Matrix Analysis for Statistics (Wiley Series in Probability and Statistics) 3rd Edition is published by Wiley on June 20, 2016. This book has 552 pages in English, ISBN-10 1119092485, ISBN-13 978-1119092483. PDF is available for download below.
Matrix Analysis for Statistics (Wiley Series in Probability and Statistics) 3rd Edition.
An up-to-date version of the complete, self-contained introduction to matrix analysis theory and practice
Providing accessible and in-depth coverage of the most common matrix methods now used in statistical applications, Matrix Analysis for Statistics, Third Edition features an easy-to-follow theorem/proof format. Featuring smooth transitions between topical coverage, the author carefully justifies the step-by-step process of the most common matrix methods now used in statistical applications, including eigenvalues and eigenvectors; the Moore-Penrose inverse; matrix differentiation; and the distribution of quadratic forms.
An ideal introduction to matrix analysis theory and practice, Matrix Analysis for Statistics, Third Edition features:
• New chapter or section coverage on inequalities, oblique projections, and antieigenvalues and antieigenvectors
• Additional problems and chapter-end practice exercises at the end of each chapter
• Extensive examples that are familiar and easy to understand
• Self-contained chapters for flexibility in topic choice
• Applications of matrix methods in least squares regression and the analyses of mean vectors and covariance matrices
Matrix Analysis for Statistics, Third Edition is an ideal textbook for upper-undergraduate and graduate-level courses on matrix methods, multivariate analysis, and linear models.
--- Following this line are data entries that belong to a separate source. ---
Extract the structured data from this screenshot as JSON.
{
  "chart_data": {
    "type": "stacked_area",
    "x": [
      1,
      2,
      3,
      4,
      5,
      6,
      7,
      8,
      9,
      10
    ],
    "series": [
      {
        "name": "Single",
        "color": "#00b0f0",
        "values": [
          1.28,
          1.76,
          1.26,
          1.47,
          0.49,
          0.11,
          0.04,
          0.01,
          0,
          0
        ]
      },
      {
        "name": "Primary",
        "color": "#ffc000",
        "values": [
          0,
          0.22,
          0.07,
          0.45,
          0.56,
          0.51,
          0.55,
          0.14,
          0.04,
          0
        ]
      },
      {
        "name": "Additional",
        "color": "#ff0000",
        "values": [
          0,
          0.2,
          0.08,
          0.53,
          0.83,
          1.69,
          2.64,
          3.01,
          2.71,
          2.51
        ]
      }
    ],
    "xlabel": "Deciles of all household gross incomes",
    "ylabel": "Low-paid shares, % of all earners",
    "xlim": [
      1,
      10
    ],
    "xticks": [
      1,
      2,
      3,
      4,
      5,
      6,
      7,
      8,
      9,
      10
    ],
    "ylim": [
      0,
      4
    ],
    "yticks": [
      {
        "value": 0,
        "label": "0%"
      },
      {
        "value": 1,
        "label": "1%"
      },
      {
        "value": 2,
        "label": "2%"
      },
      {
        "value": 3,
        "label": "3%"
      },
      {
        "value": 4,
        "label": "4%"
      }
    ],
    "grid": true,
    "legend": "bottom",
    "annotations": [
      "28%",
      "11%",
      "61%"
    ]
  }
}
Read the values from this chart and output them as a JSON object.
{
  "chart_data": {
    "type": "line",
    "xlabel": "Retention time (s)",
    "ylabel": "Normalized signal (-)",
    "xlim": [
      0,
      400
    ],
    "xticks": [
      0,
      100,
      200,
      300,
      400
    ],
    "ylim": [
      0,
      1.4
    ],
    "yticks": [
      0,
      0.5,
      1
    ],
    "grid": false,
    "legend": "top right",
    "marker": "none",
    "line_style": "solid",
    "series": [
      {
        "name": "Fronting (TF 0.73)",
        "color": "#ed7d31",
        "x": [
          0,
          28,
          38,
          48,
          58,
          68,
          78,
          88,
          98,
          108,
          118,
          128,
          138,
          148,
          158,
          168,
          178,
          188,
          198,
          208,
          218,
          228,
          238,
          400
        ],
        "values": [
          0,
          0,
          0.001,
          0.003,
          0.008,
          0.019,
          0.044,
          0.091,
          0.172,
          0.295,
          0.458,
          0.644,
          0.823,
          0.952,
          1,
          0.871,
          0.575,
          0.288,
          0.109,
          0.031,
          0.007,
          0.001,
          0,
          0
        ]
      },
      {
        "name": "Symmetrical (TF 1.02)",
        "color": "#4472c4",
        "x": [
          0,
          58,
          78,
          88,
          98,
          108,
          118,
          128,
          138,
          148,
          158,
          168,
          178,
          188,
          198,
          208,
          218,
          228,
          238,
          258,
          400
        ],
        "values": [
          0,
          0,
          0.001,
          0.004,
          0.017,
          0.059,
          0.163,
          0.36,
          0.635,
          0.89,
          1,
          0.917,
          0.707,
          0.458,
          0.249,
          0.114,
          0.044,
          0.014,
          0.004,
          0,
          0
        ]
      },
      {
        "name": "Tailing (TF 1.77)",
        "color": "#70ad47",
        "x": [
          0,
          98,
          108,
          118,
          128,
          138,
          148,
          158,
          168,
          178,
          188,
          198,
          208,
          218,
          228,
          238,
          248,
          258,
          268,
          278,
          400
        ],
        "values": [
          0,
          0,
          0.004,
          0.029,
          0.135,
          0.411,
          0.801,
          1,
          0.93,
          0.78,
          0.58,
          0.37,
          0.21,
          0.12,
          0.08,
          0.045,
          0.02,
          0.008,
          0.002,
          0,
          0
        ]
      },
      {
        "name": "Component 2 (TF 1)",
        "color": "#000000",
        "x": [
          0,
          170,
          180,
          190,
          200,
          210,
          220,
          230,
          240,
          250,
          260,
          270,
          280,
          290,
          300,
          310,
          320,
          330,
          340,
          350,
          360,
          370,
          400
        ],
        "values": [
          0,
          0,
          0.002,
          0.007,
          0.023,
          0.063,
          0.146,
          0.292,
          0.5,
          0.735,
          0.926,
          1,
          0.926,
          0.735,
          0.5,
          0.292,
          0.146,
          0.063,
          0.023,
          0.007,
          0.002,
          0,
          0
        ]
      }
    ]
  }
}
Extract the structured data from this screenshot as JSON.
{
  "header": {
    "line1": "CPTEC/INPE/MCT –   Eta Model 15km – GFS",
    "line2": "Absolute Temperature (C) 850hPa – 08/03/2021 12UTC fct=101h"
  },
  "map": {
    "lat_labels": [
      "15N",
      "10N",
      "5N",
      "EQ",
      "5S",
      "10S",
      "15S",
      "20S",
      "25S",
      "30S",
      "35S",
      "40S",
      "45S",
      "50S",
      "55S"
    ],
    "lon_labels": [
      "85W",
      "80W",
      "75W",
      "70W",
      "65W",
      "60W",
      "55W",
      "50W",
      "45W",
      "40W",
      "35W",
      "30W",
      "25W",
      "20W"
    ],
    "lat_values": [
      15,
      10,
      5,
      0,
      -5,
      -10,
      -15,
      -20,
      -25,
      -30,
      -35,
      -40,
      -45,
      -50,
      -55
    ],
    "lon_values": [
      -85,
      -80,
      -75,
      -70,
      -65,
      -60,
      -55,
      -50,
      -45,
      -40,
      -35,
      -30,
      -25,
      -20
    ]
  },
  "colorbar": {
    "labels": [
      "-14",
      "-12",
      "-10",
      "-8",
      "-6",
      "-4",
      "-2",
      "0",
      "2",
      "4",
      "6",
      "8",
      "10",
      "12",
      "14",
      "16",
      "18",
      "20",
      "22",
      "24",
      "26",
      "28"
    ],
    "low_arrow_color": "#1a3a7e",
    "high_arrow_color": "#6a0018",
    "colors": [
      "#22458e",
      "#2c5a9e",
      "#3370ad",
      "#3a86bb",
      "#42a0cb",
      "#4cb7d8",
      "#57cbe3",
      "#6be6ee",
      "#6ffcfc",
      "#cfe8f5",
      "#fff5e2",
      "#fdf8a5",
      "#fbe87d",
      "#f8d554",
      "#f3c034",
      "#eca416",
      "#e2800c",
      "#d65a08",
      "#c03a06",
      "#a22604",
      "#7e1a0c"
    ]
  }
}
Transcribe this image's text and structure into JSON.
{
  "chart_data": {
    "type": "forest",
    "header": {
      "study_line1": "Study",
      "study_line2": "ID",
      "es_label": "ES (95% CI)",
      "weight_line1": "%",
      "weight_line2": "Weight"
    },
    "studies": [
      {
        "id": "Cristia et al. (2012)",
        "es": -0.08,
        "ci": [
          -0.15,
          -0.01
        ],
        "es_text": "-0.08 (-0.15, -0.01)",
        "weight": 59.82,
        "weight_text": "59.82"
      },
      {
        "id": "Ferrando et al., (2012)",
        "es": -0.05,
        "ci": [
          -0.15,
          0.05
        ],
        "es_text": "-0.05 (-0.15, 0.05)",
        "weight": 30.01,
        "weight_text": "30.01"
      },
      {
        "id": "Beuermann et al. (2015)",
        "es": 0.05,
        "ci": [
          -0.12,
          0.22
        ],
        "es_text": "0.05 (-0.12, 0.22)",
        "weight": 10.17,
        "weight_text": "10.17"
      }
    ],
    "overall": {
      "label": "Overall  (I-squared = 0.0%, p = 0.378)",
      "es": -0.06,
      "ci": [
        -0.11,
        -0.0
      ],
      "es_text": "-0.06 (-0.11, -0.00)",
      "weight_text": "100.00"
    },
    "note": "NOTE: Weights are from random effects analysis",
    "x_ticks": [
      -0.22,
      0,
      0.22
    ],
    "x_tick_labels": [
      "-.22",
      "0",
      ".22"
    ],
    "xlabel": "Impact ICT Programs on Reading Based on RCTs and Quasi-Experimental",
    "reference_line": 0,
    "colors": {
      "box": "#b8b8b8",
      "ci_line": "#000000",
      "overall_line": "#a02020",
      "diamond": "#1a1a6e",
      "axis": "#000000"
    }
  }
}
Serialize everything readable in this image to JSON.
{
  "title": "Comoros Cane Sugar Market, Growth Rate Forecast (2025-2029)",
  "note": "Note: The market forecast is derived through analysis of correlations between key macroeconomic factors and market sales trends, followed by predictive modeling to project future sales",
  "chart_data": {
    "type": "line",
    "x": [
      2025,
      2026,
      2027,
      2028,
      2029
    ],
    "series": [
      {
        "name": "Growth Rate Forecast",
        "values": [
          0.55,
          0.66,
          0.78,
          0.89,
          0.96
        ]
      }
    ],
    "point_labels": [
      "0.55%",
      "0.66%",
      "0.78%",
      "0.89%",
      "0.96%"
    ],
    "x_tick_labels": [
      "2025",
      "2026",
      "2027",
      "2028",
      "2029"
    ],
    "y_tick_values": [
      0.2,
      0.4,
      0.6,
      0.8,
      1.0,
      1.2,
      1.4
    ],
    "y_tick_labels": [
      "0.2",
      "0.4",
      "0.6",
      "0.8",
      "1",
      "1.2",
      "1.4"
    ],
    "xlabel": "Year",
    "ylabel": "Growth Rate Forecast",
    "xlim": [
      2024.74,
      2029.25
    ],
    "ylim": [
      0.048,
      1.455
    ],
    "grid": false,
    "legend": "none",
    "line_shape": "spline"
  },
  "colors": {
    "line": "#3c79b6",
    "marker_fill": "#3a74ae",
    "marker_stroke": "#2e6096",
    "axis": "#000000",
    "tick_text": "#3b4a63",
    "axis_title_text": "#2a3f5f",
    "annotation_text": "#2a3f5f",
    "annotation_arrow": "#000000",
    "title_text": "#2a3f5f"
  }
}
The book is also an excellent reference for research professionals in applied statistics.
James R. Schott, PhD, is Professor in the Department of Statistics at the University of Central Florida. He has published numerous journal articles in the area of multivariate analysis. Dr. Schott’s research interests include multivariate analysis, analysis of covariance and correlation matrices, and dimensionality reduction techniques.